Angelica brings together some key elements in my art practice – a critical interest in the body and a fascination with vision devices. In this work the image of a female body is mapped onto a modified factory chair. The lower torso forms the seat of the chair while the upper torso takes the place of the backrest. Beneath the surface of the body is another less recognisable image – an MRT scan of my own body. A thin wavering line, the shadow of my physical body cast across the projected images during filming, creates a transition from one image to the next.

I made this work after spending time in hospital. Hooked up to various diagnostic machines I was reminded of Donna Haraway's comment that today "machines are disturbingly lively, and we ourselves frighteningly inert".1 The machines beeped and crackled as they probed and scanned. in contrast, I had to keep still and wait for the results. To my untrained eye, the MRI images appeared strangely robotic - as if the mechanical vision of the scanner had transformed my body into another machine.
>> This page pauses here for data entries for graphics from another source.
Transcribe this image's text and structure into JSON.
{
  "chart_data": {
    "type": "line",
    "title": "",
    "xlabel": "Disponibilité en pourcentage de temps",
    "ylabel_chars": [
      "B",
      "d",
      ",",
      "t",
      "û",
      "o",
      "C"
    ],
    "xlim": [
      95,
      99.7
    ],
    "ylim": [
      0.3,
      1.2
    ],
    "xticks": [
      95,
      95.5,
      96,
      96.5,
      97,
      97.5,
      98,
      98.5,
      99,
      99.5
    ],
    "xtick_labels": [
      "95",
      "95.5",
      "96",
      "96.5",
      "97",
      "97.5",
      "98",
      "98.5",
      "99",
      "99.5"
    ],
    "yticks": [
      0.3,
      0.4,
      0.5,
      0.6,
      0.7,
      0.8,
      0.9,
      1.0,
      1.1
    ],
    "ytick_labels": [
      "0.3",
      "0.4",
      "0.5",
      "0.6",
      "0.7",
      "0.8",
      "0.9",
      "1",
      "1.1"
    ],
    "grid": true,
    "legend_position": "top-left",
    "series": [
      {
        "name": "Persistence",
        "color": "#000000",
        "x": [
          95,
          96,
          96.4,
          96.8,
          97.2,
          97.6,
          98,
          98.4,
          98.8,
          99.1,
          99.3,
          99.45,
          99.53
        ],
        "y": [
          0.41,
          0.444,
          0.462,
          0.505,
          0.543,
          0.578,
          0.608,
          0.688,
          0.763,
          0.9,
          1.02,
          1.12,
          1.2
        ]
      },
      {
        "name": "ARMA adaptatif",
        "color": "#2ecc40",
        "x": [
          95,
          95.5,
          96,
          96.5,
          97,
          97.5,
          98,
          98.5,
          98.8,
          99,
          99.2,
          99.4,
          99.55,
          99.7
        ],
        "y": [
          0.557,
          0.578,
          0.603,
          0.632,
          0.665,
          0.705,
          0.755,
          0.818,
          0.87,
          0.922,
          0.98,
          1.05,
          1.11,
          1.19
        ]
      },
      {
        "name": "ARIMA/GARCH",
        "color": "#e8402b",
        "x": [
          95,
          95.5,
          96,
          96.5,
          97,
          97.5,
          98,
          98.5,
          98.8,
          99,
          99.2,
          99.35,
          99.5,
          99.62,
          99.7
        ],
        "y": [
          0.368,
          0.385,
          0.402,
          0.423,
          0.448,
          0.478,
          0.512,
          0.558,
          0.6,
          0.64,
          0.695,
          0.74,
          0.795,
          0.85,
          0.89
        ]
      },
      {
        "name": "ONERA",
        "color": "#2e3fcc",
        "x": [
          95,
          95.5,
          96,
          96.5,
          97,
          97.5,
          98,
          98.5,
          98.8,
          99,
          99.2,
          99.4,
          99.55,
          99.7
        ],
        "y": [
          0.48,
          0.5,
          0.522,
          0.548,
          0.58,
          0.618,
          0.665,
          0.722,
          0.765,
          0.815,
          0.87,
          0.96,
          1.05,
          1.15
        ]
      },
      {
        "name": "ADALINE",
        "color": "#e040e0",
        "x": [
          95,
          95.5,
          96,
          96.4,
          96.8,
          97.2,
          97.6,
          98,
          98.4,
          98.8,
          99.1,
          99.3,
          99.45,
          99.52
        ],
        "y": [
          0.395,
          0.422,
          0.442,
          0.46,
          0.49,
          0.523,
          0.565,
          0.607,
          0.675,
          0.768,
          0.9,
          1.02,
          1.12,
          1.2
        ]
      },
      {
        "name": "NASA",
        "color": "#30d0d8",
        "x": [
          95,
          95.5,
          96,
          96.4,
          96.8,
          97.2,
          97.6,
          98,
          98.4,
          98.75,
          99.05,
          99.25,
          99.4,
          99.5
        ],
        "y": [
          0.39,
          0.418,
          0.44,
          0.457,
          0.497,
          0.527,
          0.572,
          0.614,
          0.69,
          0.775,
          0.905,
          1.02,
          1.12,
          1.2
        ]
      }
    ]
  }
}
I'm interested in the shift from analogue to machine vision and also in media representations of women. Images liinkng women and technology in popular culture often reveal a deep seated anxiety. For example, in Fritz Lang's 1927 film Metropolis both women and technology are represented as a threat to life. Embodied in the false Maria, who when captured and burnt at the stake reveals her robot form, the film's message is that technology may be seductive but it is also out-of-control. In Angelica I aim to challenge that idea. Technology is not only an integral part of media culture, but with pharmacological and prosthetic aids it is increasingly incorporated into physical bodies.

1. Donna Haraway "A Cyborg Manifesto: Science, Technology and Socialist Feminism in the late Twentieth Century". In Simians, Cyborgs and Women: The Reinvention of Nature by Donna Haraway (New York: Routledge, 1991) 152.